もしかしたらヒトは成長しないのかもしれない

 成長とはどういう事でしょうか?

 成長 - Wikipedia

 簡単にいうと、生物には成熟した形というものがあって、生まれたての個体がそこに近づいていく事を『成長』というのだと思います。


 ではヒトは成長するのでしょうか?

 これに答えるにはヒトに成熟した形というものがあるのかどうかという事になります。
 たしかにヒトは20歳前後で身長の増加はとります。身長に関して言えば20歳前後が成熟した形と言えるかもしれません。しかし、身長は栄養条件に左右されます。江戸時代の日本人の平均身長は男で155〜158 cmだったようで、平均身長170cm超の現代人から見ると非常に低身長な事が分かります。現代人の身長をヒトの成熟した形ととらえると江戸時代のヒトは成長しきっていないという事になります。
 たしかに江戸時代のヒトは成長しきっていないと考えても良いのですが、ここはのこう考えてもしっくりきます。

『ヒトは栄養条件に適応して身長を制御している』

身長が伸びる事を成長ではなく、適応ととらえるわけです。生まれたての子供のように体格があまりに小さいと生存に不利であるため身長は伸びます。しかし栄養条件によってはあまり高身長すぎるとエネルギー消費量が大きく、やはり生存に不利になってしまうため身長は伸びなくなってしまいます。
 じゃあ成長と適応でどこが違うのかと言うと成熟した形というものが想定できるかどうかです。成長では言葉の定義から成熟した形が分からないといけません。適応の方は環境がすべてを決めるため成熟した形は定義できません。しいていえばその環境中でもっとも生存確率の高い*1状態が成熟と言えるかもしれません。環境がほとんど不変であるなら、その環境における生存確率最高の状態=成熟と考えても良いです。しかし環境は刻々と変化しがちであるため以前の環境における生存確率最高状態は次の環境では役に立たない事も多いです。巨大な体という恐竜の適応が、気候変動による食料不足状態では裏目に出るようなものです。なので適応においては成熟と言うものに対する有効な定義はありません。

 では身長以外についてはどうでしょうか?

たとえば知的な能力は学習によって成長すると一般的には思われます。しかしこれも成長ではなく適応であるかもしれません。
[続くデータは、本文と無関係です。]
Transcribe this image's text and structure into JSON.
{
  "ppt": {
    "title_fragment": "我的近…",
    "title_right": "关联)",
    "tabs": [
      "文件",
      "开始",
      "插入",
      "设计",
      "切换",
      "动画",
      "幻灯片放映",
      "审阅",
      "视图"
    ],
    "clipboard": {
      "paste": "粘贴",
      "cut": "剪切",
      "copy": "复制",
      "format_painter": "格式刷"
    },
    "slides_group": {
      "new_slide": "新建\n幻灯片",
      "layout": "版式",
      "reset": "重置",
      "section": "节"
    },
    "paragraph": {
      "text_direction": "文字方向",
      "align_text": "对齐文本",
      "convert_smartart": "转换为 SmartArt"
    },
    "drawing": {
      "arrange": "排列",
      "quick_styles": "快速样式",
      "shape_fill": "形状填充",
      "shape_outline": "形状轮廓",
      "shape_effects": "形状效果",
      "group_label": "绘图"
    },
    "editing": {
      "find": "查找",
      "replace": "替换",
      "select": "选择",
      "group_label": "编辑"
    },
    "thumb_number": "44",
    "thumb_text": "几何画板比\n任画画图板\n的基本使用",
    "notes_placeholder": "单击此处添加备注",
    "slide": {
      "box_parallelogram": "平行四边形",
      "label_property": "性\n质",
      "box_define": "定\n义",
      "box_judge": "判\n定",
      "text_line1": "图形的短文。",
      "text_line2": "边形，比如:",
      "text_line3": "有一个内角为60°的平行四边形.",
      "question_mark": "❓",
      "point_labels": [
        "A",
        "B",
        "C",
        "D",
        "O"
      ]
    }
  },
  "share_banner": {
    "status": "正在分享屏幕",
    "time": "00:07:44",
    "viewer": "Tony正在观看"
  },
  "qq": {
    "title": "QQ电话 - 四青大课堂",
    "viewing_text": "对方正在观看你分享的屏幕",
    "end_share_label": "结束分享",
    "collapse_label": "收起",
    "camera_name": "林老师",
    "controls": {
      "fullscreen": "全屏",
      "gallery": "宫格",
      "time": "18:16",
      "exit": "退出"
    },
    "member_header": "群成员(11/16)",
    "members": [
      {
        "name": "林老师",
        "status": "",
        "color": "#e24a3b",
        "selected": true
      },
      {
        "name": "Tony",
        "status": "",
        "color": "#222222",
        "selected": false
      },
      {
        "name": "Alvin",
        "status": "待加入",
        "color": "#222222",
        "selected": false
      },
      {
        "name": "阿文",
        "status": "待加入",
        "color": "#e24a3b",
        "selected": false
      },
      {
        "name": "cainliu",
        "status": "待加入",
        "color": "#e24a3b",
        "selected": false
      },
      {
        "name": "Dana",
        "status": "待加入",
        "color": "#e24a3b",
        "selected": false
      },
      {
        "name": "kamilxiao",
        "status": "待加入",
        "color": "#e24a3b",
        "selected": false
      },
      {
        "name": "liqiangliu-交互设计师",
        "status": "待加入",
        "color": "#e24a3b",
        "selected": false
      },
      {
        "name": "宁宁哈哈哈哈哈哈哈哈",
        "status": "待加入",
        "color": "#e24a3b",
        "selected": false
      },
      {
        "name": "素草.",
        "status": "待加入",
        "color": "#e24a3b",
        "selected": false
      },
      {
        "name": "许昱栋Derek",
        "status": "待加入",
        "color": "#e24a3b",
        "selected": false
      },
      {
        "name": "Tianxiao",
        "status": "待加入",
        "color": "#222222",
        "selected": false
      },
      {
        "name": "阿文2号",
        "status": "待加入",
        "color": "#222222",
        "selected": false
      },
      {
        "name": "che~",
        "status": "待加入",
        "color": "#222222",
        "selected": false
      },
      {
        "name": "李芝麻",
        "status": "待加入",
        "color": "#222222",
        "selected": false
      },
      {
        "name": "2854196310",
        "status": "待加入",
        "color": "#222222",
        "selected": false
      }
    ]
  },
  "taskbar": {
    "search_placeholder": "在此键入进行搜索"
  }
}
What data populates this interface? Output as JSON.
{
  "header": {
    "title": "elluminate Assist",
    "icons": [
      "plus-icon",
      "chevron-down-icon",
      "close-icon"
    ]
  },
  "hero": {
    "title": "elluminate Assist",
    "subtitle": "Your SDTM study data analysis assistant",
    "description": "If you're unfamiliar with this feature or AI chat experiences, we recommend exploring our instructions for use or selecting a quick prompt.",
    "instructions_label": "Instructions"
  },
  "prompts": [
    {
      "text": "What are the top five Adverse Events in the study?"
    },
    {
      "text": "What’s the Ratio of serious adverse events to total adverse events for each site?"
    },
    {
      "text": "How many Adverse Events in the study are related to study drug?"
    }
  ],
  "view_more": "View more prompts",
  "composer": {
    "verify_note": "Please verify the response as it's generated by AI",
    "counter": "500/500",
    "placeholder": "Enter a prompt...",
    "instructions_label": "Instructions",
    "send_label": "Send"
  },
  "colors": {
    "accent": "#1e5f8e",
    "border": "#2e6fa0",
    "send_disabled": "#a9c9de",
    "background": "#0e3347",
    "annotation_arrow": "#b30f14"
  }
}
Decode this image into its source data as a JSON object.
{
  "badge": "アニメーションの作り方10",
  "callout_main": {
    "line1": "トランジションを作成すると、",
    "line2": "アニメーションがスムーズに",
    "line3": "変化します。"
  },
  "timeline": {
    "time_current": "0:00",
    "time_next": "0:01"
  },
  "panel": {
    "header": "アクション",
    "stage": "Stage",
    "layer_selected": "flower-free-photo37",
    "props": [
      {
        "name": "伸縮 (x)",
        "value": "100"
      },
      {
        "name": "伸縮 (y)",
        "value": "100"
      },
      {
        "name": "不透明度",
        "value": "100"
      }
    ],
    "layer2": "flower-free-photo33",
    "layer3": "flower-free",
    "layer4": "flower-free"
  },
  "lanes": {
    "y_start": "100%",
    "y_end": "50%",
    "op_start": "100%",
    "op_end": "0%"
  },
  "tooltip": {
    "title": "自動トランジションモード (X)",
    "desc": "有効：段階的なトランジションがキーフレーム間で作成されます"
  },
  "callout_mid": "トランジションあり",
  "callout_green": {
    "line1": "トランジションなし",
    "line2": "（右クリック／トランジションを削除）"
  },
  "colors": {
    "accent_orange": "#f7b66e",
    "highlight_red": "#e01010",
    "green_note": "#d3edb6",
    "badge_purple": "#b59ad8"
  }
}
例えば識字能力は学習によって得られます。日本語で言えば『50音が読み書きでき漢字1500文字程度を解釈できる』が成熟と言えるかもしれません。

 しかし識字能力が高まると逆に、

ぷ....iii

のような記号を文字としてとらえてしまい、『ボウリングしている人』ととらえるのは難しくなります。文字であるという先入観があるため、絵としてとらえにくくなっているのです。
また『50音が読み書きでき漢字1500文字程度を解釈できる』が成熟であるかどうかもわかりません。環境によってはもっと漢字が読めないといけないかもしれませんし、逆にひらがなさえ読めれば良い環境があるかも知れません。

 なので僕は知的能力というものも成長はせず適応するだけとらえる方が良い気がします。

 ですから『成長は良い事』という考え方はうさんくさく感じます。成長というからには成熟が想定されているはずです。しかしその成熟状態は果たして素晴らしいものでしょうか?逆に生存確率を下げる事にならないでしょうか?

 成長という言葉は往々にして言外に『より良いものになる』というニュアンスを含みがちです。しかしなんのリスクも伴わない変化はありません。より良くなるかは賭けです。

 だから何かを学んだり、身につけたりする際には『成長して(成熟状態になって)良い状態になる』ではなく『新しい適応状態になるだけで、成熟とは関係ない』と考えた方が良いかもしれません。

*1:適応度が最も高いでもいいです。